Essa iniciativa visa não apenas garantir um ambiente mais justo para artistas e criadores humanos, mas também otimizar os recursos da plataforma. A preocupação com o espaço de armazenamento e o impacto ecológico do acúmulo de dados não ouvidos já havia sido destacada anteriormente por executivos da Deezer, como Aurelien Herault, diretor de inovação.
Conforme informação divulgada pela Deezer, até 85% das reproduções em faixas totalmente geradas por IA poderiam ser fraudulentas. Em casos de manipulação de streaming, a plataforma já exclui essas reproduções da contagem para fins de pagamento de royalties, mas as novas medidas prometem ser ainda mais eficazes na **limpeza do catálogo**.
Acompanhamento e Detecção de Conteúdo de IA
Desde janeiro de 2025, a Deezer monitora ativamente o conteúdo gerado por IA. Na época, seu sistema de detecção proprietário identificou que apenas 10% das novas faixas diárias eram de IA. Naquele momento, a empresa já havia prometido que essas músicas seriam removidas de recomendações algorítmicas e não seriam incluídas em playlists editoriais, embora permanecessem disponíveis para quem as buscasse.

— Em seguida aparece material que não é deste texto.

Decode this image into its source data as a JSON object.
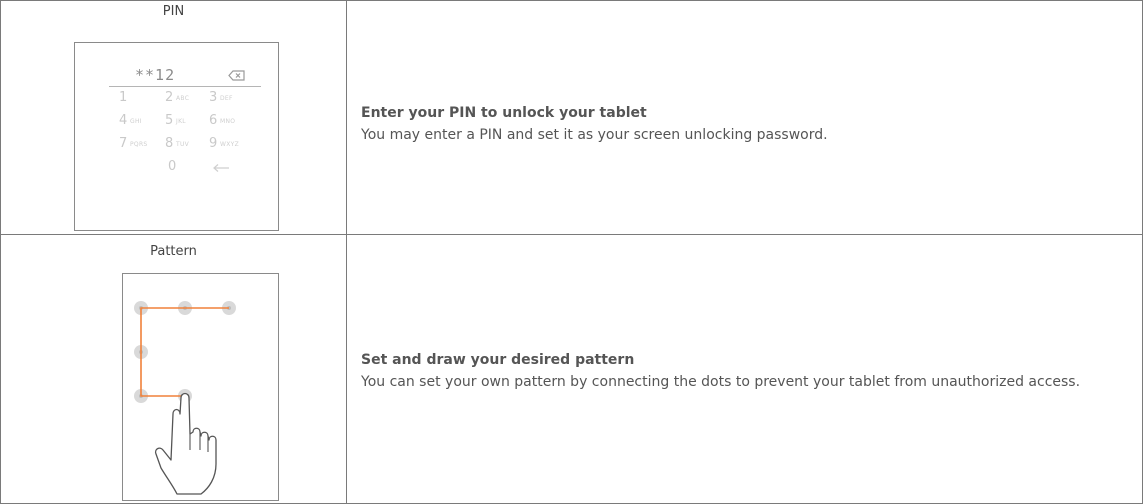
{
  "rows": [
    {
      "caption": "PIN",
      "title": "Enter your PIN to unlock your tablet",
      "description": "You may enter a PIN and set it as your screen unlocking password."
    },
    {
      "caption": "Pattern",
      "title": "Set and draw your desired pattern",
      "description": "You can set your own pattern by connecting the dots to prevent your tablet from unauthorized access."
    }
  ],
  "pin": {
    "entry": "**12",
    "keys": [
      {
        "num": "1",
        "letters": ""
      },
      {
        "num": "2",
        "letters": "ABC"
      },
      {
        "num": "3",
        "letters": "DEF"
      },
      {
        "num": "4",
        "letters": "GHI"
      },
      {
        "num": "5",
        "letters": "JKL"
      },
      {
        "num": "6",
        "letters": "MNO"
      },
      {
        "num": "7",
        "letters": "PQRS"
      },
      {
        "num": "8",
        "letters": "TUV"
      },
      {
        "num": "9",
        "letters": "WXYZ"
      },
      {
        "num": "0",
        "letters": ""
      }
    ]
  },
  "colors": {
    "pattern_line": "#f0813a",
    "dot": "#d9d9d9",
    "border": "#7a7a7a"
  }
}
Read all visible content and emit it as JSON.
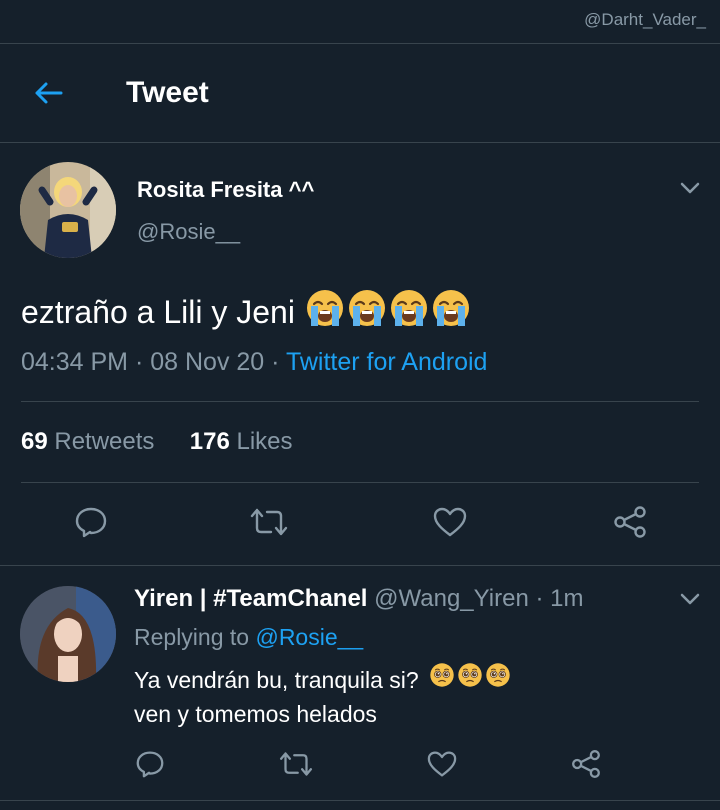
{
  "watermark": "@Darht_Vader_",
  "header": {
    "title": "Tweet"
  },
  "tweet": {
    "author_name": "Rosita Fresita ^^",
    "author_handle": "@Rosie__",
    "text": "eztraño a Lili y Jeni",
    "emojis": [
      "loudly-crying-face",
      "loudly-crying-face",
      "loudly-crying-face",
      "loudly-crying-face"
    ],
    "time": "04:34 PM",
    "date": "08 Nov 20",
    "separator": " · ",
    "source": "Twitter for Android",
    "retweets_count": "69",
    "retweets_label": "Retweets",
    "likes_count": "176",
    "likes_label": "Likes"
  },
  "reply": {
    "author_name": "Yiren | #TeamChanel",
    "author_handle": "@Wang_Yiren",
    "time": "· 1m",
    "replying_prefix": "Replying to",
    "replying_to": "@Rosie__",
    "line1": "Ya vendrán bu, tranquila si?",
    "emojis": [
      "pleading-face",
      "pleading-face",
      "pleading-face"
    ],
    "line2": "ven y tomemos helados"
  },
  "colors": {
    "background": "#15202b",
    "divider": "#38444d",
    "accent": "#1da1f2",
    "secondary_text": "#8899a6"
  }
}
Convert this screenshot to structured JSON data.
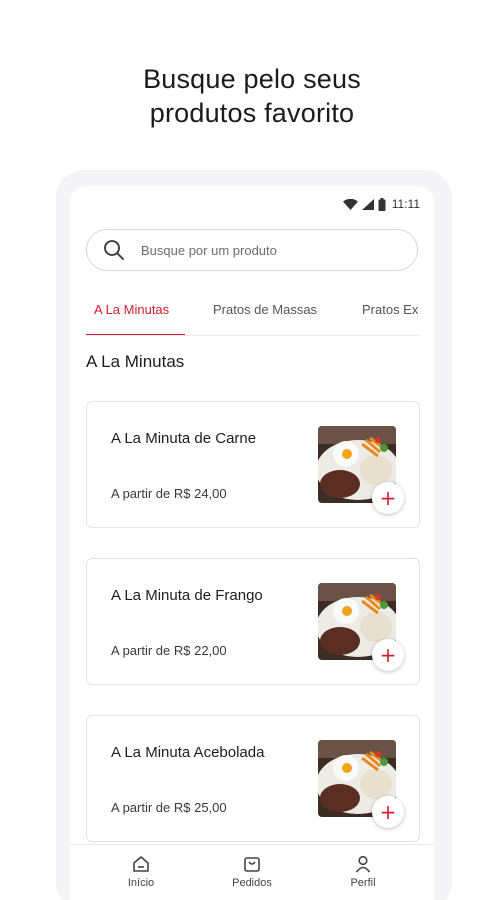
{
  "headline": {
    "line1": "Busque pelo seus",
    "line2": "produtos favorito"
  },
  "statusbar": {
    "time": "11:11",
    "icons": [
      "wifi-icon",
      "signal-icon",
      "battery-icon"
    ]
  },
  "search": {
    "placeholder": "Busque por um produto",
    "icon": "search-icon"
  },
  "tabs": [
    {
      "label": "A La Minutas",
      "active": true
    },
    {
      "label": "Pratos de Massas",
      "active": false
    },
    {
      "label": "Pratos Ex",
      "active": false
    }
  ],
  "section": {
    "title": "A La Minutas"
  },
  "products": [
    {
      "name": "A La Minuta de Carne",
      "price": "A partir de R$ 24,00",
      "add_label": "+"
    },
    {
      "name": "A La Minuta de Frango",
      "price": "A partir de R$ 22,00",
      "add_label": "+"
    },
    {
      "name": "A La Minuta Acebolada",
      "price": "A partir de R$ 25,00",
      "add_label": "+"
    }
  ],
  "bottomnav": [
    {
      "label": "Início",
      "icon": "home-icon"
    },
    {
      "label": "Pedidos",
      "icon": "bag-icon"
    },
    {
      "label": "Perfil",
      "icon": "person-icon"
    }
  ],
  "colors": {
    "accent": "#d51f2d",
    "border": "#e4e4e8",
    "text": "#1e1e1e"
  }
}
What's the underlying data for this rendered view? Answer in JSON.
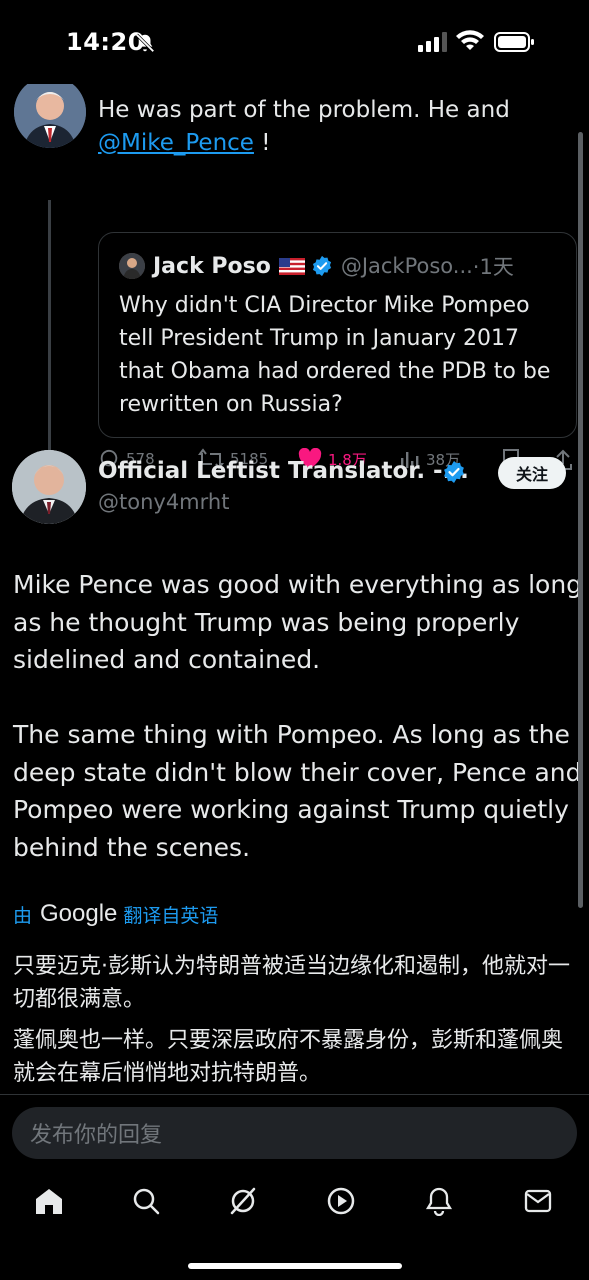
{
  "status_bar": {
    "time": "14:20"
  },
  "top_tweet": {
    "text_before": "He was part of the problem. He and",
    "mention": "@Mike_Pence",
    "text_after": " !",
    "quote": {
      "name": "Jack Poso",
      "flag": "🇺🇸",
      "handle": "@JackPoso...",
      "time": "·1天",
      "text": "Why didn't CIA Director Mike Pompeo tell President Trump in January 2017 that Obama had ordered the PDB to be rewritten on Russia?"
    },
    "actions": {
      "replies": "578",
      "reposts": "5185",
      "likes": "1.8万",
      "views": "38万"
    }
  },
  "main_tweet": {
    "name": "Official Leftist Translator. -...",
    "handle": "@tony4mrht",
    "follow_label": "关注",
    "paragraphs": [
      "Mike Pence was good with everything as long as he thought Trump was being properly sidelined and contained.",
      "The same thing with Pompeo. As long as the deep state didn't blow their cover, Pence and Pompeo were working against Trump quietly behind the scenes."
    ],
    "translation": {
      "prefix": "由",
      "provider": "Google",
      "suffix": "翻译自英语",
      "paragraphs": [
        "只要迈克·彭斯认为特朗普被适当边缘化和遏制，他就对一切都很满意。",
        "蓬佩奥也一样。只要深层政府不暴露身份，彭斯和蓬佩奥就会在幕后悄悄地对抗特朗普。"
      ]
    }
  },
  "reply": {
    "placeholder": "发布你的回复"
  },
  "colors": {
    "accent": "#1d9bf0",
    "like": "#f91880",
    "muted": "#71767b",
    "background": "#000000"
  },
  "icons": [
    "bell-off-icon",
    "signal-icon",
    "wifi-icon",
    "battery-icon",
    "verified-icon",
    "reply-icon",
    "repost-icon",
    "heart-icon",
    "views-icon",
    "bookmark-icon",
    "share-icon",
    "home-icon",
    "search-icon",
    "grok-icon",
    "video-icon",
    "notifications-icon",
    "messages-icon"
  ]
}
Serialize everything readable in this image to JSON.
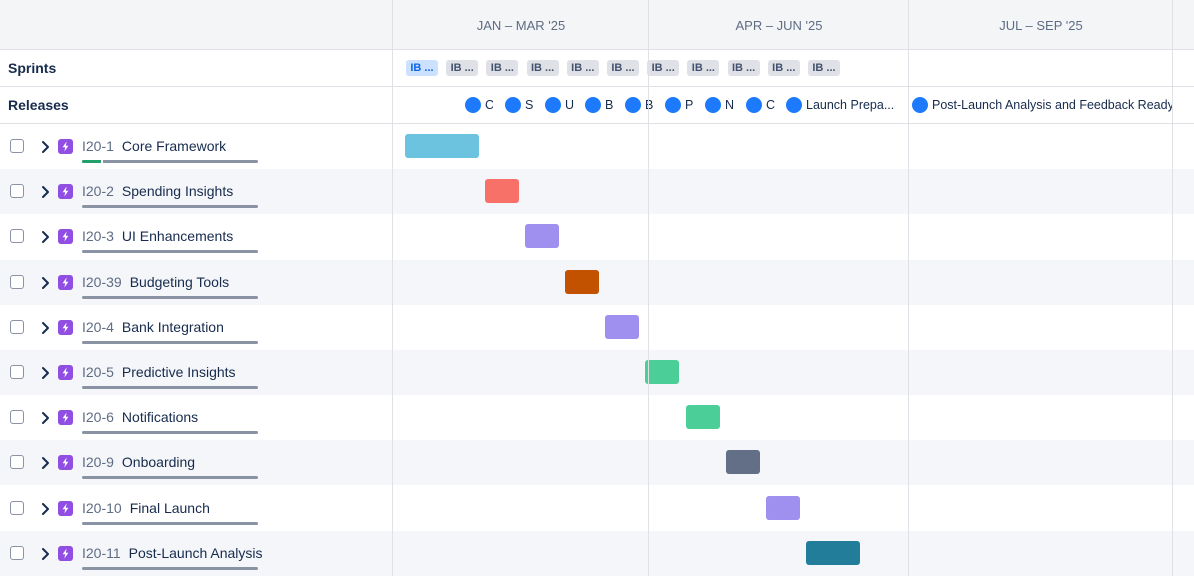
{
  "timeline": {
    "quarters": [
      "JAN – MAR '25",
      "APR – JUN '25",
      "JUL – SEP '25"
    ],
    "sprints_label": "Sprints",
    "releases_label": "Releases",
    "sprints": [
      {
        "label": "IB ...",
        "active": true
      },
      {
        "label": "IB ...",
        "active": false
      },
      {
        "label": "IB ...",
        "active": false
      },
      {
        "label": "IB ...",
        "active": false
      },
      {
        "label": "IB ...",
        "active": false
      },
      {
        "label": "IB ...",
        "active": false
      },
      {
        "label": "IB ...",
        "active": false
      },
      {
        "label": "IB ...",
        "active": false
      },
      {
        "label": "IB ...",
        "active": false
      },
      {
        "label": "IB ...",
        "active": false
      },
      {
        "label": "IB ...",
        "active": false
      }
    ],
    "releases": [
      {
        "label": "C"
      },
      {
        "label": "S"
      },
      {
        "label": "U"
      },
      {
        "label": "B"
      },
      {
        "label": "B"
      },
      {
        "label": "P"
      },
      {
        "label": "N"
      },
      {
        "label": "C"
      },
      {
        "label": "Launch Prepa..."
      },
      {
        "label": "Post-Launch Analysis and Feedback Ready"
      }
    ],
    "issues": [
      {
        "key": "I20-1",
        "title": "Core Framework",
        "progress": 0.12,
        "bar_color": "#6cc3e0"
      },
      {
        "key": "I20-2",
        "title": "Spending Insights",
        "progress": 0,
        "bar_color": "#f87168"
      },
      {
        "key": "I20-3",
        "title": "UI Enhancements",
        "progress": 0,
        "bar_color": "#9f8fef"
      },
      {
        "key": "I20-39",
        "title": "Budgeting Tools",
        "progress": 0,
        "bar_color": "#c25100"
      },
      {
        "key": "I20-4",
        "title": "Bank Integration",
        "progress": 0,
        "bar_color": "#9f8fef"
      },
      {
        "key": "I20-5",
        "title": "Predictive Insights",
        "progress": 0,
        "bar_color": "#4bce97"
      },
      {
        "key": "I20-6",
        "title": "Notifications",
        "progress": 0,
        "bar_color": "#4bce97"
      },
      {
        "key": "I20-9",
        "title": "Onboarding",
        "progress": 0,
        "bar_color": "#626f86"
      },
      {
        "key": "I20-10",
        "title": "Final Launch",
        "progress": 0,
        "bar_color": "#9f8fef"
      },
      {
        "key": "I20-11",
        "title": "Post-Launch Analysis",
        "progress": 0,
        "bar_color": "#227d9b"
      }
    ]
  }
}
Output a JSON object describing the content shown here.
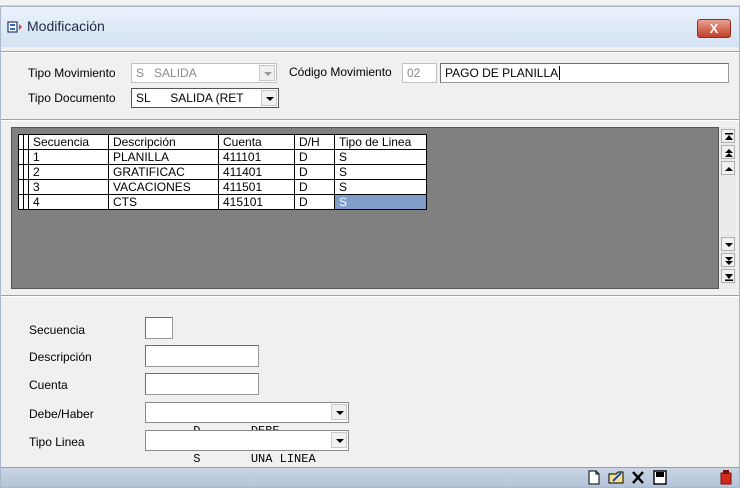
{
  "window": {
    "title": "Modificación",
    "close_label": "X"
  },
  "header": {
    "tipo_movimiento_label": "Tipo Movimiento",
    "tipo_movimiento_value": "S   SALIDA",
    "codigo_movimiento_label": "Código Movimiento",
    "codigo_movimiento_value": "02",
    "descripcion_movimiento_value": "PAGO DE PLANILLA",
    "tipo_documento_label": "Tipo Documento",
    "tipo_documento_value": "SL      SALIDA (RET"
  },
  "grid": {
    "columns": [
      "Secuencia",
      "Descripción",
      "Cuenta",
      "D/H",
      "Tipo de Linea"
    ],
    "rows": [
      [
        "1",
        "PLANILLA",
        "411101",
        "D",
        "S"
      ],
      [
        "2",
        "GRATIFICAC",
        "411401",
        "D",
        "S"
      ],
      [
        "3",
        "VACACIONES",
        "411501",
        "D",
        "S"
      ],
      [
        "4",
        "CTS",
        "415101",
        "D",
        "S"
      ]
    ],
    "selected_row": 3
  },
  "form": {
    "secuencia_label": "Secuencia",
    "secuencia_value": "",
    "descripcion_label": "Descripción",
    "descripcion_value": "",
    "cuenta_label": "Cuenta",
    "cuenta_value": "",
    "debe_haber_label": "Debe/Haber",
    "debe_haber_value": "D       DEBE",
    "tipo_linea_label": "Tipo Linea",
    "tipo_linea_value": "S       UNA LINEA"
  },
  "toolbar_icons": [
    "new-icon",
    "edit-icon",
    "delete-icon",
    "save-icon",
    "exit-icon"
  ],
  "colors": {
    "selection": "#7f9ec9",
    "grid_bg": "#808080",
    "close_button": "#c74a33"
  }
}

É importante notar a distinção feita pela Deezer entre músicas **totalmente geradas por IA** e aquelas com **parcialmente geradas por IA**. O sistema de detecção da plataforma, assim como a maioria no mercado, foca em identificar gravações 100% criadas por modelos como Suno e Udio, não penalizando músicas onde a IA teve um papel auxiliar.
Em 2025, a Deezer estima ter detectado e marcado mais de 13,4 milhões de faixas inteiramente criadas por inteligência artificial em seu serviço. Esse número reforça a necessidade de políticas claras e eficazes.
Salvaguardando Artistas e Criadores
Alexis Lanternier, CEO da Deezer, enfatizou o compromisso da empresa em combater fraudes e a diluição de pagamentos relacionados à música de IA. “Agora que metade de todos os uploads diários são faixas geradas por IA, estamos tomando medidas adicionais para salvaguardar os direitos de artistas e compositores, ao mesmo tempo em que mantemos o foco na música que os fãs realmente amam”, declarou.
Lanternier ressaltou que a Deezer está em um **momento decisivo**, mas possui a tecnologia e a ambição de fazer o que é certo. Ele também fez um apelo por um alinhamento da indústria para criar padrões compartilhados, visando construir um ecossistema musical saudável e sustentável, onde a **boa música prevaleça**.
O Futuro da Música e os Desafios da IA
A crescente presença de músicas geradas por IA levanta questões importantes sobre o futuro da indústria musical. A Deezer busca equilibrar a inovação tecnológica com a proteção dos criadores humanos e a experiência do ouvinte.
A remoção de conteúdo não ouvido por um longo período também aborda a questão da **sustentabilidade digital**, reduzindo a necessidade de armazenamento de dados que não agregam valor ou engajamento. A inteligência artificial oferece novas ferramentas criativas, mas sua proliferação exige um **gerenciamento responsável** por parte das plataformas.